Figure 4.2: Backward-difference approximation for $f(x)=e^x sin(x)$.

• It is not by chance that the errors are about halved each time for both forward- and backward-difference approximations.
• Look at this Taylor series where we have used $h$ for $\Delta x$:
  $$f(x+h)=f(x)+f'(x)*h +f''(\xi)*h^2/2$$

• Where the last term is the error term. The value of $\xi$ is at some point between $x$ and $x + h$.
• If we solve this equation for $f'(x)$, we get

  $$f'(x)=\frac{f(x+h)-f(x)}{h}-f''(\xi)*\frac{h}{2}$$ (4.2)

• If we repeat this but begin with the Taylor series for $f(x - h)$, it turns out that

  $$f'(x)=\frac{f(x)-f(x-h)}{h}+f''(\zeta)*\frac{h}{2}$$ (4.3)

• Where $\zeta$ is between $x$ and $x - h$.
• The two error terms of Eqs. 4.2 and 4.3 are not identical though both are $O(h)$.

• If we add Eqs. 4.2 and 4.3, then divide by 2, we get the central-difference approximation to the derivative:

  $$f'(x)=\frac{f(x+h)-f(x-h)}{2h}-f'''(\xi)*\frac{h^2}{6}$$

• We had to extend the two Taylor series by an additional term to get the error because the $f''(x)$ terms cancel.
• This shows that using a central-difference approximation is a much preferred way to estimate the derivative.
• Even though we use the same number of computations of the function at each step,
• We approach the answer much more rapidly.
  $$\boxed{\frac{df}{dx}\bigg\vert_{x=a}=\frac{f(x+h)-f(x-h)}{2h}}$$

Apply Central-difference approximation to $f(x)=e^x sin(x)$. (Example py-file: mycentralderivative.py)

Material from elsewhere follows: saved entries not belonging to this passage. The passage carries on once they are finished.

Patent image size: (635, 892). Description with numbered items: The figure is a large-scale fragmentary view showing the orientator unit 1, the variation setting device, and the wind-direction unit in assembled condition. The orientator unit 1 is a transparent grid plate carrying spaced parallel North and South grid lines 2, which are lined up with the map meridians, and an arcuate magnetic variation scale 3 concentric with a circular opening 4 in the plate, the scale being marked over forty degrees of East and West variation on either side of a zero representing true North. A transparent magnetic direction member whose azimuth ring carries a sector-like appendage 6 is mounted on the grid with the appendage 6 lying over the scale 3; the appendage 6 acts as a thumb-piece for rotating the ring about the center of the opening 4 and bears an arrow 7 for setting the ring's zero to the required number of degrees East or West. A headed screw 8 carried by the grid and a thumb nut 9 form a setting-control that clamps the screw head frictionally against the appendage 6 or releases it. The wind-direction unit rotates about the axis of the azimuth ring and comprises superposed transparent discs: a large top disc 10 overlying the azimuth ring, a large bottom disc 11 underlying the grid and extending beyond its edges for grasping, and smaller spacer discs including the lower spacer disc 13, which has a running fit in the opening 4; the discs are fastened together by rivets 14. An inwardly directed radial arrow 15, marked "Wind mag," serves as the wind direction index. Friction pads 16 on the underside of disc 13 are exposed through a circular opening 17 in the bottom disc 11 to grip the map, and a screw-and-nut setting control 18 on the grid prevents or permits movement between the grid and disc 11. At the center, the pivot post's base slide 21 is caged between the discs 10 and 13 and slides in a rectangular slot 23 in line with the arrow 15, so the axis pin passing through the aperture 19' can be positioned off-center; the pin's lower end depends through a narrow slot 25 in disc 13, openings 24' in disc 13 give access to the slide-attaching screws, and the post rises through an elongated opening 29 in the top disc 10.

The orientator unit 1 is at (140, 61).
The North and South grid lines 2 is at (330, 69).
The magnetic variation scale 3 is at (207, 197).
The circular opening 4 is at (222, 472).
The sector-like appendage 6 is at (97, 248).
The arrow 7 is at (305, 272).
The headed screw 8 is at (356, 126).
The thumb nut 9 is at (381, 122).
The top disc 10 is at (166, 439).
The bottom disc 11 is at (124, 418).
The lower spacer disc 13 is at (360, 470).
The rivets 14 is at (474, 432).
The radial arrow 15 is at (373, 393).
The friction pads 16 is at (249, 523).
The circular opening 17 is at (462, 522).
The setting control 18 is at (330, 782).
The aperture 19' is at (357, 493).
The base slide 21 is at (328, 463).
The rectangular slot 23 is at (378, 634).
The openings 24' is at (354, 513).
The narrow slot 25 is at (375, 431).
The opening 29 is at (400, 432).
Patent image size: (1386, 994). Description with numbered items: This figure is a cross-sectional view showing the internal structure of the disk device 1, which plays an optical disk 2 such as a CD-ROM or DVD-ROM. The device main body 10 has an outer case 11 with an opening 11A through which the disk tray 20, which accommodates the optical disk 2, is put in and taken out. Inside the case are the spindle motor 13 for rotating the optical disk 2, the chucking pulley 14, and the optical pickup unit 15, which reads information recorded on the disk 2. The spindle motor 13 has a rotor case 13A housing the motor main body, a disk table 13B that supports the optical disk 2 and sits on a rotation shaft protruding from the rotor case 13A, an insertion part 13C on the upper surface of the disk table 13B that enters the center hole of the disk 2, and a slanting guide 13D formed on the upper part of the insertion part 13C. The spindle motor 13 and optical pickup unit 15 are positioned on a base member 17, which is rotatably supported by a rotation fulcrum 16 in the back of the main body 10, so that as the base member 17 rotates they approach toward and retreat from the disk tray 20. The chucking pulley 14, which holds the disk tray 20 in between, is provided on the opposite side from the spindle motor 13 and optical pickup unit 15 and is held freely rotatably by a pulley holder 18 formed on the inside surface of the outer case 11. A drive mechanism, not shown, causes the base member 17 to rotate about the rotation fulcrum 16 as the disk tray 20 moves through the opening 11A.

Table 4.3: Central-difference approximation for $f(x)=e^x sin(x)$.

Figure 4.3: Central-difference approximation for $f(x)=e^x sin(x)$.

Apply Forward-difference approximation to Simple Harmonic Motion. (Example py-file: shm.py)

Figure 4.4: Time change of position and velocity in motion under the force F=-kx.